Publicacao/Comunicacao
Intimação - sentença
SENTENÇA
Apelante: Jose Severino da Silva Advogado: Matheus Ferreira Silva (OAB/PB 23385-A) e Geova da Silva Moura (OAB/PB 19599-A) e Jussara da Silva Ferreira (OAB/PB 28043-A)
Apelado: Banco do Brasil S.A. Advogado: Wilson Sales Belchior (OAB/PB 17314-A) DIREITO DO CONSUMIDOR. APELAÇÃO CÍVEL. AÇÃO DECLARATÓRIA DE INEXISTÊNCIA DE DÉBITO. COBRANÇA DE TARIFA DE SERVIÇOS. UTILIZAÇÃO DA CONTA PARA SERVIÇOS NÃO ESSENCIAIS. DESCARACTERIZAÇÃO DA CONTA PARA USO EXCLUSIVO DE RECEBIMENTO DE BENEFÍCIO. LEGALIDADE DOS DESCONTOS. AUSÊNCIA DE ATO ILÍCITO. RECURSO DESPROVIDO. I. CASO EM EXAME Apelação Cível interposta por José Severino da Silva, irresignado com sentença do Juízo de Vara Única da Comarca de Alagoinha que, nos presentes autos de Ação Declaratória de Inexistência de Débito, julgou improcedentes os pedidos formulados em face do Banco do Brasil S.A. II. QUESTÃO EM DISCUSSÃO A questão em discussão consiste em verificar a legalidade da cobrança de tarifas bancárias em conta utilizada para o recebimento de benefício previdenciário, quando constatada a realização de operações financeiras além dos serviços essenciais.
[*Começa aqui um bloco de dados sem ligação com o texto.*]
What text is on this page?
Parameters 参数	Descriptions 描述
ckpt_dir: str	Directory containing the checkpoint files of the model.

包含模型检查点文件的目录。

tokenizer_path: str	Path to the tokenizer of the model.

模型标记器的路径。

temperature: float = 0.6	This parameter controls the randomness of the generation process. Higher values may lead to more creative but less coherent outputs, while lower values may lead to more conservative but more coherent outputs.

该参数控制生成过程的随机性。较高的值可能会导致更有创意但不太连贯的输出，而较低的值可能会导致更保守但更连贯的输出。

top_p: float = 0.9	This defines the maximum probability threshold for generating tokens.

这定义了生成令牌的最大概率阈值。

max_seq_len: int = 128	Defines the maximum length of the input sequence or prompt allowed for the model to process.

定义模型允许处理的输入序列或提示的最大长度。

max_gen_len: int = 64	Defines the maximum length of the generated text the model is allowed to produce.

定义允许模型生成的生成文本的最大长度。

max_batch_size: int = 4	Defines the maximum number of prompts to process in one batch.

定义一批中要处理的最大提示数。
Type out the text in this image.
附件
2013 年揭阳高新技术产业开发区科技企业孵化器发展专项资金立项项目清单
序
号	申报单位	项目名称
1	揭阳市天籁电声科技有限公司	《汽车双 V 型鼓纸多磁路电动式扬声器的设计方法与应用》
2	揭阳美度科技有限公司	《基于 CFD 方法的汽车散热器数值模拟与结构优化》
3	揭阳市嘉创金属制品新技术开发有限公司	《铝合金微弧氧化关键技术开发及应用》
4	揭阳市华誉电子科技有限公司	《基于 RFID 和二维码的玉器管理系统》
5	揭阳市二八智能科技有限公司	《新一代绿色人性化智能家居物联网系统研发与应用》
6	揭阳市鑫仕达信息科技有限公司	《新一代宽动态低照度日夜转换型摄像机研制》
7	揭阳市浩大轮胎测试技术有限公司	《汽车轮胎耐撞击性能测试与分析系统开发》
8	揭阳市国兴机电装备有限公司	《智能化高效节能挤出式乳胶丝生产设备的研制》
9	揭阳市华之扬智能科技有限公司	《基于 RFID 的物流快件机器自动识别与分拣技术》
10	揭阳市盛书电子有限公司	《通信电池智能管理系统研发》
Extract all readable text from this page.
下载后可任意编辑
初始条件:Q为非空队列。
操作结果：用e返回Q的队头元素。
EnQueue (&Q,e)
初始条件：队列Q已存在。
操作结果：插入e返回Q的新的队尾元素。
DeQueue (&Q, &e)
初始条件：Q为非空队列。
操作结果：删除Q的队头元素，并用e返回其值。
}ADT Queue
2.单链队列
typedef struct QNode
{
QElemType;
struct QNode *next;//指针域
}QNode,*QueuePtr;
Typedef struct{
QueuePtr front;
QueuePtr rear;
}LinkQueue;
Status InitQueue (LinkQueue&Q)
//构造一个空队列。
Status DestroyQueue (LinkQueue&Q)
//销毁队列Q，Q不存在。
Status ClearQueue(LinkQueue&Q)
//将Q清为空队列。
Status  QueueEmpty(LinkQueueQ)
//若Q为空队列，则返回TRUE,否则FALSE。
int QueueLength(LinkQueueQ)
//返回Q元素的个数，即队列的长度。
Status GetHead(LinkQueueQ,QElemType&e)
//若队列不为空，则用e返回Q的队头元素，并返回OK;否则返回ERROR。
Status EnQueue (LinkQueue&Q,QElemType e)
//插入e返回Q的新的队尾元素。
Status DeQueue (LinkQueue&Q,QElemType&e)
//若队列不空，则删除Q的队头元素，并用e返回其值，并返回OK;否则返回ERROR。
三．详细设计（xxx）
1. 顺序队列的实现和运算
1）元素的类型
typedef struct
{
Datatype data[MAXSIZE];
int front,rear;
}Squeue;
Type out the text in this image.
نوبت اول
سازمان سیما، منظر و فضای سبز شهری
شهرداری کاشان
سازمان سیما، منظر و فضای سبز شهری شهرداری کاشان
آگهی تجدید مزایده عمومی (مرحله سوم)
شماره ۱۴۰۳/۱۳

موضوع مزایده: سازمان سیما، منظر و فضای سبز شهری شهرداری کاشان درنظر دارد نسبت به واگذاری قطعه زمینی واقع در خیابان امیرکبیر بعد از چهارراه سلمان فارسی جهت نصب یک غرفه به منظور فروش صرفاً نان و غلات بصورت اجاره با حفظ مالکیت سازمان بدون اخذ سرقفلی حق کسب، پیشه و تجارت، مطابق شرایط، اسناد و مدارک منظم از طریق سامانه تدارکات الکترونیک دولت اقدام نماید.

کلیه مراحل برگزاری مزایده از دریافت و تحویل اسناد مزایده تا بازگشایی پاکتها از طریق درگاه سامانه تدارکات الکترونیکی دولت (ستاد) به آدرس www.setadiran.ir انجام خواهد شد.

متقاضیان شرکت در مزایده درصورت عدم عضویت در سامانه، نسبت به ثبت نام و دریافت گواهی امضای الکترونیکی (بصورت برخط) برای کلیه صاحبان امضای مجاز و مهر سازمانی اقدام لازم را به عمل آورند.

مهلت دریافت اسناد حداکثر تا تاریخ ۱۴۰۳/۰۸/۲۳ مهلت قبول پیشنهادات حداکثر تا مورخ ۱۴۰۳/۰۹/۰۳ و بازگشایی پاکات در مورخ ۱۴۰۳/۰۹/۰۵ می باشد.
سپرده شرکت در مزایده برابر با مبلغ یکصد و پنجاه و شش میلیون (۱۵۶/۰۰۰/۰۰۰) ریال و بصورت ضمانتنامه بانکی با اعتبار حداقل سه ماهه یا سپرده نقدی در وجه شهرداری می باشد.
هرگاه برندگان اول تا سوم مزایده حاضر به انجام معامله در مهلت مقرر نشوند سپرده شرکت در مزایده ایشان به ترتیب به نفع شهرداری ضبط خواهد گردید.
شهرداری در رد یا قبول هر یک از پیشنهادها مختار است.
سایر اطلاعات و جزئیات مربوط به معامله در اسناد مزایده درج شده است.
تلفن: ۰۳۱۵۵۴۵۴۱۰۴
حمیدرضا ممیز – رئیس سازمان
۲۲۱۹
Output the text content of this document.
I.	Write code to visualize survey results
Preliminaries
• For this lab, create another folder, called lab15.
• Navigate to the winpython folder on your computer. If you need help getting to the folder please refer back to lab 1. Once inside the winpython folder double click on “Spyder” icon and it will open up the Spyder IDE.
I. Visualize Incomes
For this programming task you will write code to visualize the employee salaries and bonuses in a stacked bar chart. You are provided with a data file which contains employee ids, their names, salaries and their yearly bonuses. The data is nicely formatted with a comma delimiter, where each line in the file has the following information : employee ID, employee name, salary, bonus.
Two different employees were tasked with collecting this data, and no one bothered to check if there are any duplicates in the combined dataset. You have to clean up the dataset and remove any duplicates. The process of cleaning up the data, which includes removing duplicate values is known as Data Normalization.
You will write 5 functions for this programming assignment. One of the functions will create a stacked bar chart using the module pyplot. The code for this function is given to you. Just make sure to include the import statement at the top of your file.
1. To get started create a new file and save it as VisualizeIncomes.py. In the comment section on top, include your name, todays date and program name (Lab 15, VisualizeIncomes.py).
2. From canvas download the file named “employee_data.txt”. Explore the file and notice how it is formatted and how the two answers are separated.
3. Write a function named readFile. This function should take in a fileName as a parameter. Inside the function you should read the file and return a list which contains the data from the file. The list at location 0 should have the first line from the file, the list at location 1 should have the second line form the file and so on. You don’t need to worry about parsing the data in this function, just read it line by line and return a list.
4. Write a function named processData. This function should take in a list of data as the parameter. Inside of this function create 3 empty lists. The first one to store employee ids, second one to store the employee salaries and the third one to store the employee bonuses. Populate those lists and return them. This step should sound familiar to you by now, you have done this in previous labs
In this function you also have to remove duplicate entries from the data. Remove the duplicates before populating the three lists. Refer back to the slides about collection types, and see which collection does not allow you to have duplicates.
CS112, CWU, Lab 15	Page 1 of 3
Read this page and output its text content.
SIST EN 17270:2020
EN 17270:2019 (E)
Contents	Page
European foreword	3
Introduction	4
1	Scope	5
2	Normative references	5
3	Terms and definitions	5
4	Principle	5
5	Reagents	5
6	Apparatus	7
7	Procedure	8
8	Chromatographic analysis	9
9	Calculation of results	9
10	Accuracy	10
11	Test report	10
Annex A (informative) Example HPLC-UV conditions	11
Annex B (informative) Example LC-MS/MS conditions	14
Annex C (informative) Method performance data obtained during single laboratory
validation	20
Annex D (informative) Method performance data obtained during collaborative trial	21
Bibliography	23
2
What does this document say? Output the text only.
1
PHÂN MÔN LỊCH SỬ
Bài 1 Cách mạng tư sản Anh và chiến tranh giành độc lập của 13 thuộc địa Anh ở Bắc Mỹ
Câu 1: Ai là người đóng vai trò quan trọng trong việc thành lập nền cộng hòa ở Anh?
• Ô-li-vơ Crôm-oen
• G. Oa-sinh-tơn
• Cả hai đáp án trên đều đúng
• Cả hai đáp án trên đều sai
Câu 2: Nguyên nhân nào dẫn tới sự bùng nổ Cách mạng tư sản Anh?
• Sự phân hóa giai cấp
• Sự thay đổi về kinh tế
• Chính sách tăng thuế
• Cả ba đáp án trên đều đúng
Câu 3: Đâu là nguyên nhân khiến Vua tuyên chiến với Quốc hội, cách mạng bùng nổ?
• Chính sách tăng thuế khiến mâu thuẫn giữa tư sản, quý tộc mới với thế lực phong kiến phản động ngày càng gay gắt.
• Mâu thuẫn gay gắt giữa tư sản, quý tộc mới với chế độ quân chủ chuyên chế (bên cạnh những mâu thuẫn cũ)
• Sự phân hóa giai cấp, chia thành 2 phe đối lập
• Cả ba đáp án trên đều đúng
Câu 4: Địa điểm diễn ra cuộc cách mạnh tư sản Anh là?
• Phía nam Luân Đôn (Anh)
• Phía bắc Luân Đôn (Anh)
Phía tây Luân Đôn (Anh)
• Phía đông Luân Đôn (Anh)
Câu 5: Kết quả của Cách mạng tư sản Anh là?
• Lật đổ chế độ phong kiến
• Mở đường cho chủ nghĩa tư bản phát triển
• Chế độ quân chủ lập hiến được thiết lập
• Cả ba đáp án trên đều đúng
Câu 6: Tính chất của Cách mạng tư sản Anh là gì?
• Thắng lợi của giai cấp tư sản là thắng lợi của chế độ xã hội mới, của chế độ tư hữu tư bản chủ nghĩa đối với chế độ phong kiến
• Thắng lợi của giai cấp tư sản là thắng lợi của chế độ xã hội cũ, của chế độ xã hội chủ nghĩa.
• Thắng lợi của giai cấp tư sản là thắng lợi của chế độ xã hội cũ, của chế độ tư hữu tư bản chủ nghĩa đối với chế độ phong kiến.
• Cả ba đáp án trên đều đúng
III. RAZÕES DE DECIDIR A Resolução BACEN nº 3.402/2006 veda a cobrança de tarifas em contas-salário apenas quanto aos serviços essenciais vinculados ao exclusivo recebimento de salário ou benefício. Os extratos bancários demonstram a contratação de empréstimo pessoal e outras movimentações incompatíveis com a destinação exclusiva da conta para recebimento de benefício previdenciário. A utilização da conta para operações além do mero recebimento e saque de valores autoriza a cobrança de tarifa de pacote de serviços, nos termos da regulamentação do Banco Central. A inexistência de cobrança indevida afasta a prática de ato ilícito e, consequentemente, os pedidos de repetição de indébito e indenização por danos morais. A jurisprudência do TJPB reconhece a legitimidade da cobrança de tarifas quando comprovada a utilização da conta para operações típicas de conta corrente. IV. DISPOSITIVO Recurso desprovido.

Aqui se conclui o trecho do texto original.